"Aquí tuvimos la coleta serpeante de Pablo Iglesias; en Inglaterra, el peinado batidora de Boris Johnson; en Estados Unidos el pelo panocha de Trump"

Publicado el 26/05/2024 a las 05:00
Cuando Milei alzó la sierra mecánica, como si protagonizara 'La matanza de Texas', y se hizo con el poder, muchos nos preguntamos hasta dónde había llegado el hartazgo de los argentinos para votar a semejante orate. Como otros demagogos capilares, el disimulo queda descartado. Es, precisamente, el exabrupto, la amenaza y el insulto, lo que busca la demagogia, la política de barra brava. Eso, y llevar un peinado como si acabaras de chupar un pararrayos. El peinado extravagante como símbolo antisistema ya lo inventó el rock en los años cincuenta del siglo pasado, y el punk lo llevó a su máxima expresión mohicana a finales de los setenta. Aquí tuvimos la coleta serpeante de Pablo Iglesias; en Inglaterra, el peinado batidora de Boris Johnson; en Estados Unidos el pelo panocha de Trump, y no se puede descartar que pronto veamos un primer ministro con el pelo de Eduardo Manos Tijeras. Frente a estos desmanes peluqueros, Sánchez trata de llevar la raya del pelo más recta que Cary Grant, sus asesores de imagen le ponen y quitan canas en el tupé y en las sienes, estas muy suaves porque en ningún caso quieren recordar a las sienes níveas de Felipe González. Sin embargo, su política es, en el fondo, un rock siniestro, pero refinado, al estilo de The Cure. En la Gran Vía se exhibían dos hermanos en edad de ser abuelos perfectamente uniformados de heavys.
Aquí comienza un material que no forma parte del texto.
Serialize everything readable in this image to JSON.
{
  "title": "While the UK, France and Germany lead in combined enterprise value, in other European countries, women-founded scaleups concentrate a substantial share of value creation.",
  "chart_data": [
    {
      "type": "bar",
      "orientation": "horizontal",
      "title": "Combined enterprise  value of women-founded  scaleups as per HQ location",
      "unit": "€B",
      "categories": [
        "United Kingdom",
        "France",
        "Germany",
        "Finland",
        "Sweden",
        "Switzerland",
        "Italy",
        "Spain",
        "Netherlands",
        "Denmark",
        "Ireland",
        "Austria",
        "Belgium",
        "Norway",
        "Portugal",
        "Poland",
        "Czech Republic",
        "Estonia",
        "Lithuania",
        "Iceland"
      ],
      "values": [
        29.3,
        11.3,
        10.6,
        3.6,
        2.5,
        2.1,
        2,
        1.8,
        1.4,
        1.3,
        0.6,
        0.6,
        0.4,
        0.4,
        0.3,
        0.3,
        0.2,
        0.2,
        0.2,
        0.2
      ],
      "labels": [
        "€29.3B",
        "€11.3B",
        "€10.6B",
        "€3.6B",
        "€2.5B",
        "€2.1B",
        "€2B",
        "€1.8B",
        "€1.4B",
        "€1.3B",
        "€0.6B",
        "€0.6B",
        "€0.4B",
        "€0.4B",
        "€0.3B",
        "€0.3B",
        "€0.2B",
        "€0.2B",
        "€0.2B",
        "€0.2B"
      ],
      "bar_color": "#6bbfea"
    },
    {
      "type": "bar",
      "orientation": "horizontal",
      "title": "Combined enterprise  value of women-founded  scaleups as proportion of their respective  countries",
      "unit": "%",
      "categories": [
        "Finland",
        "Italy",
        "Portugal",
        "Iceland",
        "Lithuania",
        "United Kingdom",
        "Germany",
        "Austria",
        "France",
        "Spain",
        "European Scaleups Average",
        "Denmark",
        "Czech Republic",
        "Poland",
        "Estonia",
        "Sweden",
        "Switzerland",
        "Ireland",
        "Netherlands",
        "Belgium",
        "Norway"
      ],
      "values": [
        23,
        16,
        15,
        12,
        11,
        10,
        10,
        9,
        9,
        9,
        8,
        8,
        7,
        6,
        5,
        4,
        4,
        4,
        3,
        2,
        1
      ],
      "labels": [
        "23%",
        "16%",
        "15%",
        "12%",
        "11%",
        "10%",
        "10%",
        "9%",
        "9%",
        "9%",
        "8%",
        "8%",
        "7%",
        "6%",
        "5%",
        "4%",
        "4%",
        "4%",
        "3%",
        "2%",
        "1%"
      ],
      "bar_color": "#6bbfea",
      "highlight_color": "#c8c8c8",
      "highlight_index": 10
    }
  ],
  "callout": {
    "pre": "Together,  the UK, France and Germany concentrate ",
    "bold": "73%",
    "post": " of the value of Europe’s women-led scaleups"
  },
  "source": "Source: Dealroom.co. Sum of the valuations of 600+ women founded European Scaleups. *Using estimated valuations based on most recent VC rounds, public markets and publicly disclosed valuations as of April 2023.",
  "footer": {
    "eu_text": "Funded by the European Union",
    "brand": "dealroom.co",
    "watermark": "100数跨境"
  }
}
No les faltaba ningún apero. Uno se preguntaba cuánto tiempo dedicaban a amueblarse antes de salir a la calle para reivindicar una estética antisistema. Muy cerca de mi casa había una peluquería llamada “Juan, por Dios.” Nunca entré. Sánchez seduce a la peña del partido socialista, pero debajo del traje apuesto a que lleva el cuerpo más tatuado que Sergio Ramos. Con su apostura de galán, se le ve encantado en la refriega con el loco del Cono Sur. Más aún con el apoyo incondicional de Vox y de algún alcalde del PP que quita el nombre de una plaza a Francisco Rabal. Entre los ultravox y los torpes, Sánchez sigue vendiendo su marca de crecepelos.